Israel has the dubious distinction of being the only country in the world that systematically prosecutes between 500 and 700 children in military courts each year. DCIP estimates that since the year 2000, Israeli military authorities have detained, interrogated, prosecuted, and imprisoned approximately 13,000 Palestinian children.

Key Findings

Of the 108 cases documented by DCIP between January 1, 2016 and December 31, 2019:

• The average duration of isolation was 14.3 days.

• Nearly 40 percent (43 children), endured a prolonged period of isolation of 16 or more days.

• All cases were Palestinian boys aged between 14 and 17 years old, including 70 aged 17 years, 30 aged 16 years, seven aged 15 years, and one aged 14 years.

• In the majority of cases, Palestinian child detainees were unlawfully transferred to detention and interrogation facilities located inside Israel operated or controlled by the Israel Prison Service (IPS) and Israel Security Agency in violation of the Fourth Geneva Convention.

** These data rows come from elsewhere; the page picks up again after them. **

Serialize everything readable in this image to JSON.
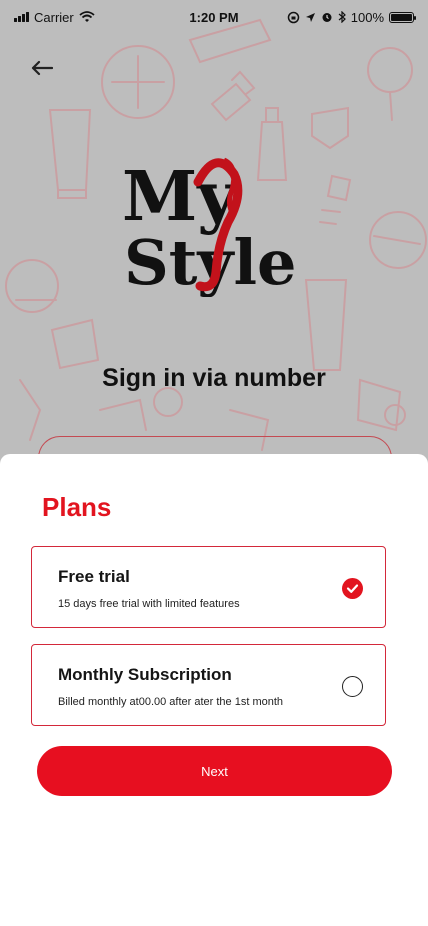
{
  "status_bar": {
    "carrier": "Carrier",
    "time": "1:20 PM",
    "battery": "100%",
    "battery_level": 1.0,
    "icons": [
      "signal-icon",
      "wifi-icon",
      "screen-lock-icon",
      "location-icon",
      "alarm-icon",
      "bluetooth-icon",
      "battery-icon"
    ]
  },
  "header": {
    "back_icon": "arrow-left-icon"
  },
  "logo": {
    "text_line1": "My",
    "text_line2": "Style",
    "accent_color": "#c2121b"
  },
  "signin": {
    "title": "Sign in via number"
  },
  "sheet": {
    "title": "Plans",
    "plans": [
      {
        "name": "Free trial",
        "description": "15 days free trial with limited features",
        "selected": true
      },
      {
        "name": "Monthly Subscription",
        "description": "Billed monthly at00.00 after ater the 1st month",
        "selected": false
      }
    ],
    "next_label": "Next"
  },
  "colors": {
    "accent": "#e2141f",
    "button": "#e70f20",
    "overlay_bg": "#bdbdbd"
  }
}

‣ At least 52 children were held at Al-Jalame (also known as Kishon) interrogation and detention centre;

‣ At least 29 children were held at Petah Tikva interrogation and detention centre;

‣ At least 32 were held at Megiddo prison; and

‣ At least 14 were held at Al-Mascobiyya interrogation and detention centre.

• In 102 out of 108 cases (94 percent), children had no access to a legal consultation prior to interrogations.

• In all 108 cases, children had no lawyer or family member present during the interrogation.

• 62 children (57 percent) reported that interrogators did not properly inform them of their rights before interrogation, including their right to silence.

• In 86 cases (80 percent), children held in isolation reported being subject to stress positions during interrogation, most commonly having their limbs tied to a low metal chair for prolonged periods, a position they described as acutely painful.

• In 73 cases (68 percent), children were exposed to informants while detained in isolation. Many of these children were later confronted with incriminating statements made to the informant during a subsequent interrogation.

• DCIP finds that the physical and social isolation of Palestinian children for interrogation purposes by Israeli authorities is a practice that constitutes solitary confinement, which amounts to torture or cruel, inhuman, or degrading treatment or punishment.